Risk-Adjusted Performance

7 of 100

 
Weak
 
Strong
OK
Compared to the overall equity markets, risk-adjusted returns on investments in First Trust Capital are ranked lower than 7 (%) of all global equities and portfolios over the last 90 days. In spite of comparatively stable fundamental indicators, First Trust is not utilizing all of its potentials. The recent stock price uproar, may contribute to short-horizon losses for the private investors.
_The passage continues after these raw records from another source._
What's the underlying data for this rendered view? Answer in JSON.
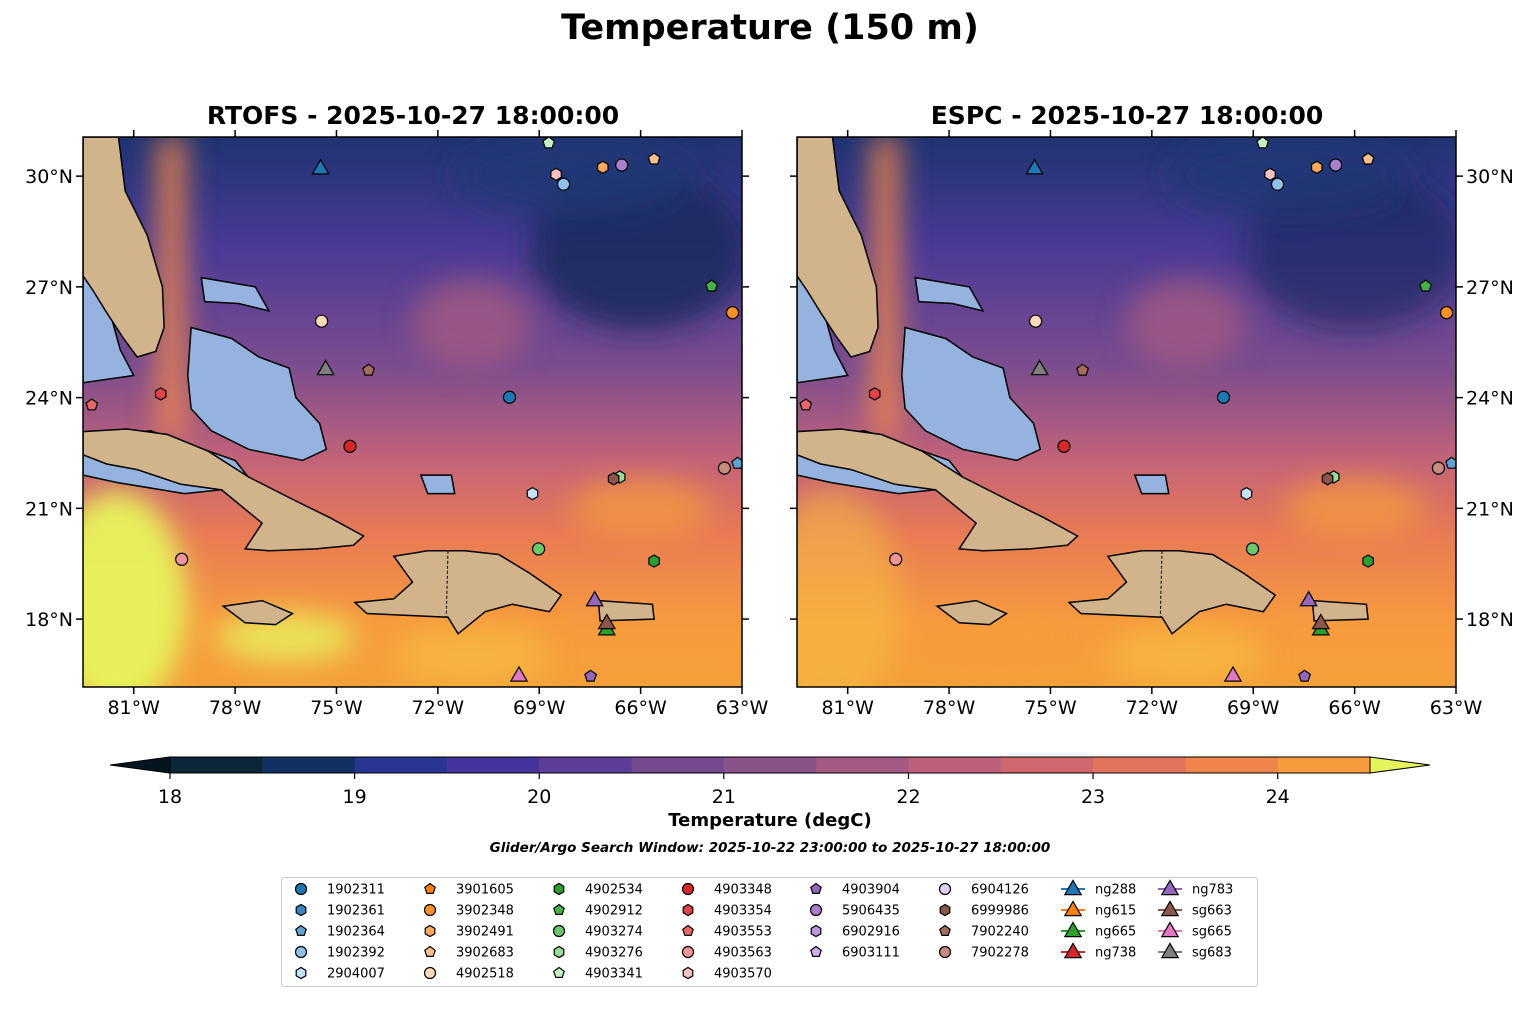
{
  "suptitle": "Temperature (150 m)",
  "panels": [
    {
      "title": "RTOFS - 2025-10-27 18:00:00"
    },
    {
      "title": "ESPC - 2025-10-27 18:00:00"
    }
  ],
  "axes": {
    "lon_ticks": [
      {
        "v": -81,
        "label": "81°W"
      },
      {
        "v": -78,
        "label": "78°W"
      },
      {
        "v": -75,
        "label": "75°W"
      },
      {
        "v": -72,
        "label": "72°W"
      },
      {
        "v": -69,
        "label": "69°W"
      },
      {
        "v": -66,
        "label": "66°W"
      },
      {
        "v": -63,
        "label": "63°W"
      }
    ],
    "lat_ticks": [
      {
        "v": 30,
        "label": "30°N"
      },
      {
        "v": 27,
        "label": "27°N"
      },
      {
        "v": 24,
        "label": "24°N"
      },
      {
        "v": 21,
        "label": "21°N"
      },
      {
        "v": 18,
        "label": "18°N"
      }
    ],
    "lon_range": [
      -82.5,
      -63
    ],
    "lat_range": [
      16.16,
      31.06
    ]
  },
  "colorbar": {
    "label": "Temperature (degC)",
    "levels_min": 18,
    "levels_max": 24.5,
    "step": 0.5,
    "ticks": [
      "18",
      "19",
      "20",
      "21",
      "22",
      "23",
      "24"
    ],
    "colors": [
      "#0b2637",
      "#123163",
      "#2a3592",
      "#45349b",
      "#5c3d97",
      "#744990",
      "#8b5189",
      "#a45a83",
      "#bc607b",
      "#d1676e",
      "#e2735c",
      "#ef854a",
      "#f89b3c",
      "#f6c340"
    ],
    "under": "#041520",
    "over": "#e6f45c"
  },
  "search_window": "Glider/Argo Search Window: 2025-10-22 23:00:00 to 2025-10-27 18:00:00",
  "legend": [
    {
      "id": "1902311",
      "shape": "circle",
      "color": "#1f77b4"
    },
    {
      "id": "1902361",
      "shape": "hexagon",
      "color": "#3a84c4"
    },
    {
      "id": "1902364",
      "shape": "pentagon",
      "color": "#5fa2d5"
    },
    {
      "id": "1902392",
      "shape": "circle",
      "color": "#8fc2ea"
    },
    {
      "id": "2904007",
      "shape": "hexagon",
      "color": "#c6e3fb"
    },
    {
      "id": "3901605",
      "shape": "pentagon",
      "color": "#ff7f0e"
    },
    {
      "id": "3902348",
      "shape": "circle",
      "color": "#ff902a"
    },
    {
      "id": "3902491",
      "shape": "hexagon",
      "color": "#ffa75c"
    },
    {
      "id": "3902683",
      "shape": "pentagon",
      "color": "#ffc08e"
    },
    {
      "id": "4902518",
      "shape": "circle",
      "color": "#ffd9b9"
    },
    {
      "id": "4902534",
      "shape": "hexagon",
      "color": "#2ca02c"
    },
    {
      "id": "4902912",
      "shape": "pentagon",
      "color": "#45b045"
    },
    {
      "id": "4903274",
      "shape": "circle",
      "color": "#6cc66c"
    },
    {
      "id": "4903276",
      "shape": "hexagon",
      "color": "#98dc98"
    },
    {
      "id": "4903341",
      "shape": "pentagon",
      "color": "#c4f4c4"
    },
    {
      "id": "4903348",
      "shape": "circle",
      "color": "#d62728"
    },
    {
      "id": "4903354",
      "shape": "hexagon",
      "color": "#e04448"
    },
    {
      "id": "4903553",
      "shape": "pentagon",
      "color": "#e8686a"
    },
    {
      "id": "4903563",
      "shape": "circle",
      "color": "#f09494"
    },
    {
      "id": "4903570",
      "shape": "hexagon",
      "color": "#fbc0c0"
    },
    {
      "id": "4903904",
      "shape": "pentagon",
      "color": "#9467bd"
    },
    {
      "id": "5906435",
      "shape": "circle",
      "color": "#a77fcd"
    },
    {
      "id": "6902916",
      "shape": "hexagon",
      "color": "#bb97dc"
    },
    {
      "id": "6903111",
      "shape": "pentagon",
      "color": "#cdb0ec"
    },
    {
      "id": "6904126",
      "shape": "circle",
      "color": "#e2cdfa"
    },
    {
      "id": "6999986",
      "shape": "hexagon",
      "color": "#8c564b"
    },
    {
      "id": "7902240",
      "shape": "pentagon",
      "color": "#a86c5e"
    },
    {
      "id": "7902278",
      "shape": "circle",
      "color": "#c58d7f"
    },
    {
      "id": "ng288",
      "shape": "triangle",
      "color": "#1f77b4"
    },
    {
      "id": "ng615",
      "shape": "triangle",
      "color": "#ff7f0e"
    },
    {
      "id": "ng665",
      "shape": "triangle",
      "color": "#2ca02c"
    },
    {
      "id": "ng738",
      "shape": "triangle",
      "color": "#d62728"
    },
    {
      "id": "ng783",
      "shape": "triangle",
      "color": "#9467bd"
    },
    {
      "id": "sg663",
      "shape": "triangle",
      "color": "#8c564b"
    },
    {
      "id": "sg665",
      "shape": "triangle",
      "color": "#e377c2"
    },
    {
      "id": "sg683",
      "shape": "triangle",
      "color": "#7f7f7f"
    }
  ],
  "legend_columns": [
    5,
    5,
    5,
    5,
    4,
    4,
    4,
    4
  ],
  "observations": [
    {
      "id": "ng288",
      "lon": -75.47,
      "lat": 30.24
    },
    {
      "id": "4903341",
      "lon": -68.72,
      "lat": 30.9
    },
    {
      "id": "4903570",
      "lon": -68.5,
      "lat": 30.05
    },
    {
      "id": "1902392",
      "lon": -68.28,
      "lat": 29.78
    },
    {
      "id": "3902491",
      "lon": -67.12,
      "lat": 30.24
    },
    {
      "id": "5906435",
      "lon": -66.56,
      "lat": 30.3
    },
    {
      "id": "3902683",
      "lon": -65.6,
      "lat": 30.46
    },
    {
      "id": "4902912",
      "lon": -63.9,
      "lat": 27.02
    },
    {
      "id": "3902348",
      "lon": -63.28,
      "lat": 26.3
    },
    {
      "id": "4902518",
      "lon": -75.44,
      "lat": 26.07
    },
    {
      "id": "sg683",
      "lon": -75.32,
      "lat": 24.8
    },
    {
      "id": "7902240",
      "lon": -74.05,
      "lat": 24.74
    },
    {
      "id": "4903354",
      "lon": -80.2,
      "lat": 24.1
    },
    {
      "id": "4903553",
      "lon": -82.24,
      "lat": 23.8
    },
    {
      "id": "1902311",
      "lon": -69.88,
      "lat": 24.01
    },
    {
      "id": "4903348",
      "lon": -74.6,
      "lat": 22.68
    },
    {
      "id": "7902278",
      "lon": -63.52,
      "lat": 22.09
    },
    {
      "id": "1902364",
      "lon": -63.13,
      "lat": 22.22
    },
    {
      "id": "4903276",
      "lon": -66.62,
      "lat": 21.85
    },
    {
      "id": "6999986",
      "lon": -66.8,
      "lat": 21.8
    },
    {
      "id": "2904007",
      "lon": -69.2,
      "lat": 21.4
    },
    {
      "id": "4903274",
      "lon": -69.02,
      "lat": 19.9
    },
    {
      "id": "4902534",
      "lon": -65.6,
      "lat": 19.57
    },
    {
      "id": "4903563",
      "lon": -79.58,
      "lat": 19.62
    },
    {
      "id": "ng783",
      "lon": -67.36,
      "lat": 18.54
    },
    {
      "id": "ng665",
      "lon": -67.0,
      "lat": 17.75
    },
    {
      "id": "sg663",
      "lon": -67.0,
      "lat": 17.92
    },
    {
      "id": "sg665",
      "lon": -69.6,
      "lat": 16.5
    },
    {
      "id": "4903904",
      "lon": -67.48,
      "lat": 16.45
    }
  ]
}
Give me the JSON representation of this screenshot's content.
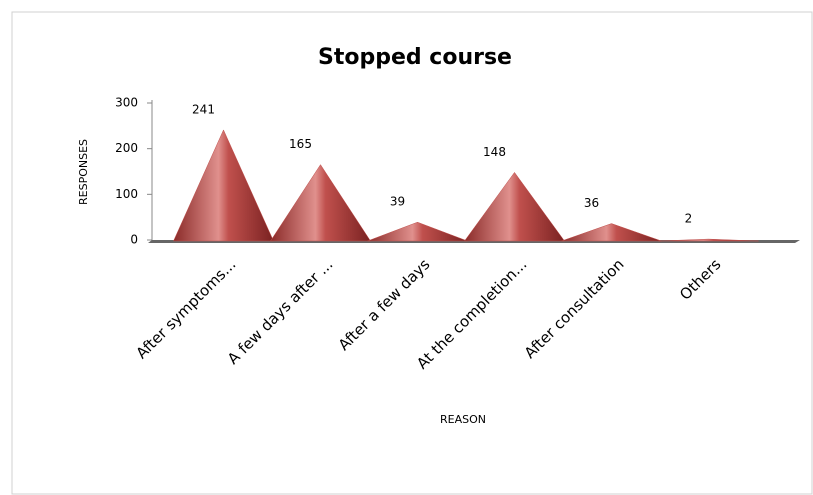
{
  "chart_data": {
    "type": "pyramid",
    "title": "Stopped course",
    "x_label": "REASON",
    "y_label": "RESPONSES",
    "categories": [
      "After symptoms...",
      "A few days after ...",
      "After a few days",
      "At the completion...",
      "After consultation",
      "Others"
    ],
    "values": [
      241,
      165,
      39,
      148,
      36,
      2
    ],
    "color": "#c0504d",
    "ylim": [
      0,
      300
    ],
    "yticks": [
      0,
      100,
      200,
      300
    ]
  }
}
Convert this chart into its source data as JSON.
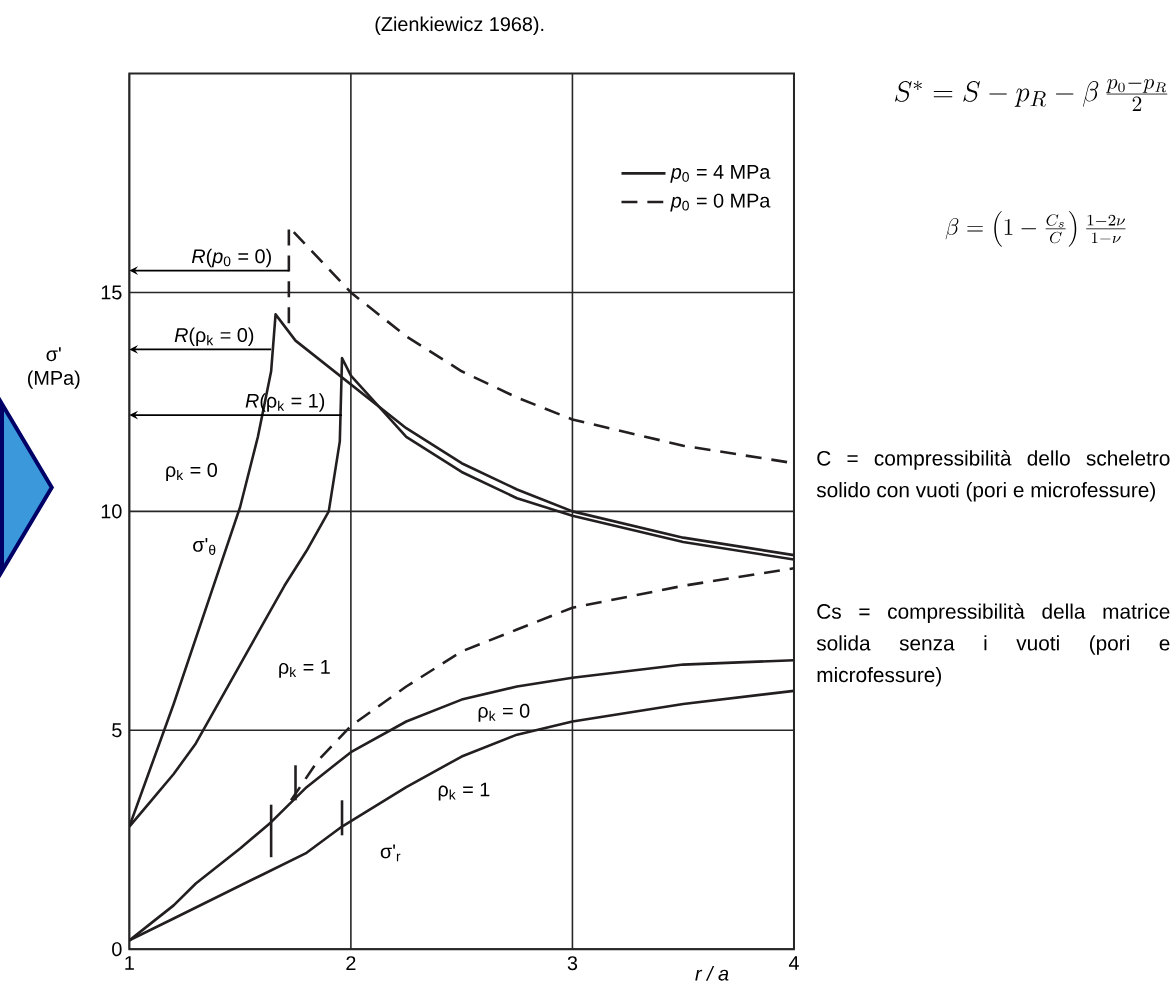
{
  "chart_data": {
    "type": "line",
    "title": "(Zienkiewicz 1968).",
    "xlabel": "r / a",
    "ylabel": "σ' (MPa)",
    "xlim": [
      1,
      4
    ],
    "ylim": [
      0,
      20
    ],
    "xticks": [
      1,
      2,
      3,
      4
    ],
    "yticks": [
      0,
      5,
      10,
      15
    ],
    "grid": true,
    "legend": "top right",
    "series": [
      {
        "name": "*p*$_{0}$ = 4 MPa",
        "color": "#231f20",
        "line_style": "solid",
        "x": [
          1,
          1.1,
          1.2,
          1.3,
          1.4,
          1.5,
          1.58,
          1.64,
          1.66,
          1.75,
          2,
          2.25,
          2.5,
          2.75,
          3,
          3.5,
          4
        ],
        "values": [
          2.8,
          4.2,
          5.6,
          7.1,
          8.6,
          10.1,
          11.7,
          13.2,
          14.5,
          13.9,
          12.9,
          11.9,
          11.1,
          10.5,
          10.0,
          9.4,
          9.0
        ]
      },
      {
        "color": "#231f20",
        "line_style": "solid",
        "x": [
          1,
          1.1,
          1.2,
          1.3,
          1.4,
          1.5,
          1.6,
          1.7,
          1.8,
          1.9,
          1.95,
          1.96,
          2,
          2.25,
          2.5,
          2.75,
          3,
          3.5,
          4
        ],
        "values": [
          2.8,
          3.4,
          4.0,
          4.7,
          5.6,
          6.5,
          7.4,
          8.3,
          9.1,
          10.0,
          11.6,
          13.5,
          13.1,
          11.7,
          10.9,
          10.3,
          9.9,
          9.3,
          8.9
        ]
      },
      {
        "color": "#231f20",
        "line_style": "solid",
        "x": [
          1,
          1.1,
          1.2,
          1.3,
          1.4,
          1.5,
          1.64,
          1.8,
          2,
          2.25,
          2.5,
          2.75,
          3,
          3.5,
          4
        ],
        "values": [
          0.2,
          0.6,
          1.0,
          1.5,
          1.9,
          2.3,
          2.9,
          3.7,
          4.5,
          5.2,
          5.7,
          6.0,
          6.2,
          6.5,
          6.6
        ]
      },
      {
        "color": "#231f20",
        "line_style": "solid",
        "x": [
          1,
          1.2,
          1.4,
          1.6,
          1.8,
          1.96,
          2.25,
          2.5,
          2.75,
          3,
          3.5,
          4
        ],
        "values": [
          0.2,
          0.7,
          1.2,
          1.7,
          2.2,
          2.8,
          3.7,
          4.4,
          4.9,
          5.2,
          5.6,
          5.9
        ]
      },
      {
        "name": "*p*$_{0}$ = 0 MPa",
        "color": "#231f20",
        "line_style": "dashed",
        "x": [
          1.72,
          1.72,
          2,
          2.25,
          2.5,
          2.75,
          3,
          3.5,
          4
        ],
        "values": [
          14.3,
          16.5,
          15.0,
          14.0,
          13.2,
          12.6,
          12.1,
          11.5,
          11.1
        ]
      },
      {
        "color": "#231f20",
        "line_style": "dashed",
        "x": [
          1.73,
          1.85,
          2,
          2.25,
          2.5,
          2.75,
          3,
          3.5,
          4
        ],
        "values": [
          3.4,
          4.3,
          5.1,
          6.0,
          6.8,
          7.3,
          7.8,
          8.3,
          8.7
        ]
      },
      {
        "color": "#231f20",
        "line_style": "solid",
        "x": [
          1.64,
          1.64
        ],
        "values": [
          2.1,
          3.3
        ]
      },
      {
        "color": "#231f20",
        "line_style": "solid",
        "x": [
          1.75,
          1.75
        ],
        "values": [
          3.4,
          4.2
        ]
      },
      {
        "color": "#231f20",
        "line_style": "solid",
        "x": [
          1.96,
          1.96
        ],
        "values": [
          2.6,
          3.4
        ]
      }
    ],
    "annotations": [
      {
        "text": "*R*(*p*$_{0}$ = 0)",
        "x": 1.72,
        "y": 15.5
      },
      {
        "text": "*R*(ρ$_{k}$ = 0)",
        "x": 1.64,
        "y": 13.7
      },
      {
        "text": "*R*(ρ$_{k}$ = 1)",
        "x": 1.96,
        "y": 12.2
      },
      "ρ$_{k}$ = 0",
      "σ'$_{θ}$",
      "ρ$_{k}$ = 1",
      "ρ$_{k}$ = 0",
      "ρ$_{k}$ = 1",
      "σ'$_{r}$",
      "S^{*}=S-p_{R}-\\beta\\,\\frac{p_{0}-p_{R}}{2}",
      "\\beta=\\left(1-\\frac{C_{s}}{C}\\right)\\frac{1-2\\nu}{1-\\nu}",
      "C = compressibilità dello scheletro solido con vuoti (pori e microfessure)",
      "Cs = compressibilità della matrice solida senza i vuoti (pori e microfessure)"
    ]
  }
}
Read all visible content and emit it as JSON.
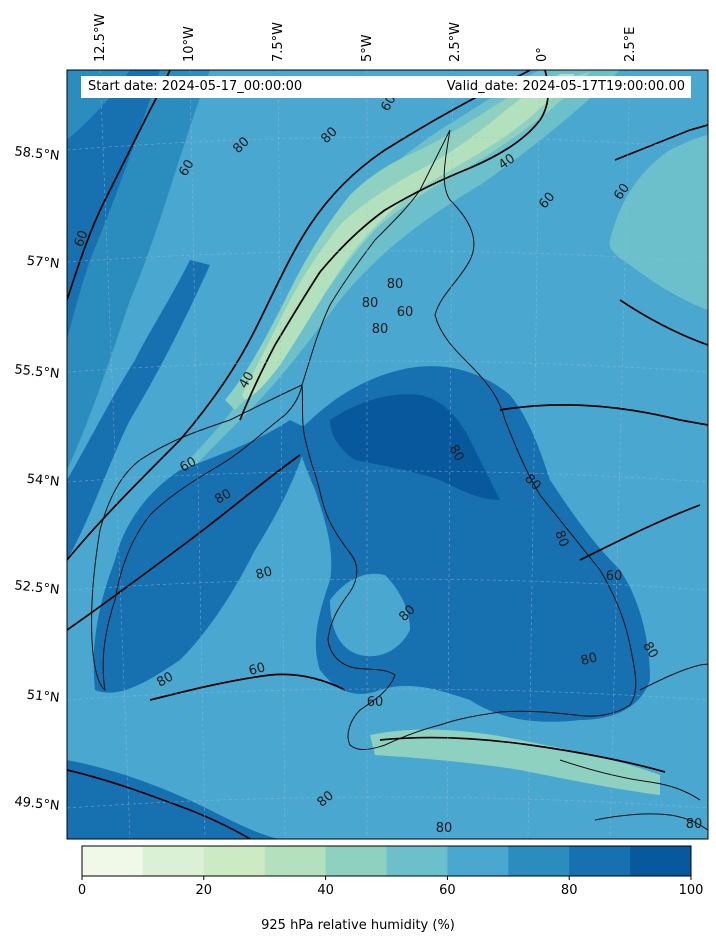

ProShares Ultra and First Trust Volatility Contrast

   Predicted Return Density   
       Returns  

Pair Trading with ProShares Ultra and First Trust

The main advantage of trading using opposite ProShares Ultra and First Trust positions is that it hedges away some unsystematic risk. Because of two separate transactions, even if ProShares Ultra position performs unexpectedly, First Trust can make up some of the losses. Pair trading also minimizes risk from directional movements in the market. For example, if an entire industry or sector drops because of unexpected headlines, the short position in First Trust will offset losses from the drop in First Trust's long position.
The idea behind ProShares Ultra Euro and First Trust Capital pairs trading is to make the combined position market-neutral, meaning the overall market's direction will not affect its win or loss (or potential downside or upside). This can be achieved by designing a pairs trade with two highly correlated stocks or equities that operate in a similar space or sector, making it possible to obtain profits through simple and relatively low-risk investment.
Check out your portfolio center.
Note that this page's information should be used as a complementary analysis to find the right mix of equity instruments to add to your existing portfolios or create a brand new portfolio. You can also try the Bollinger Bands module to use Bollinger Bands indicator to analyze target price for a given investing horizon.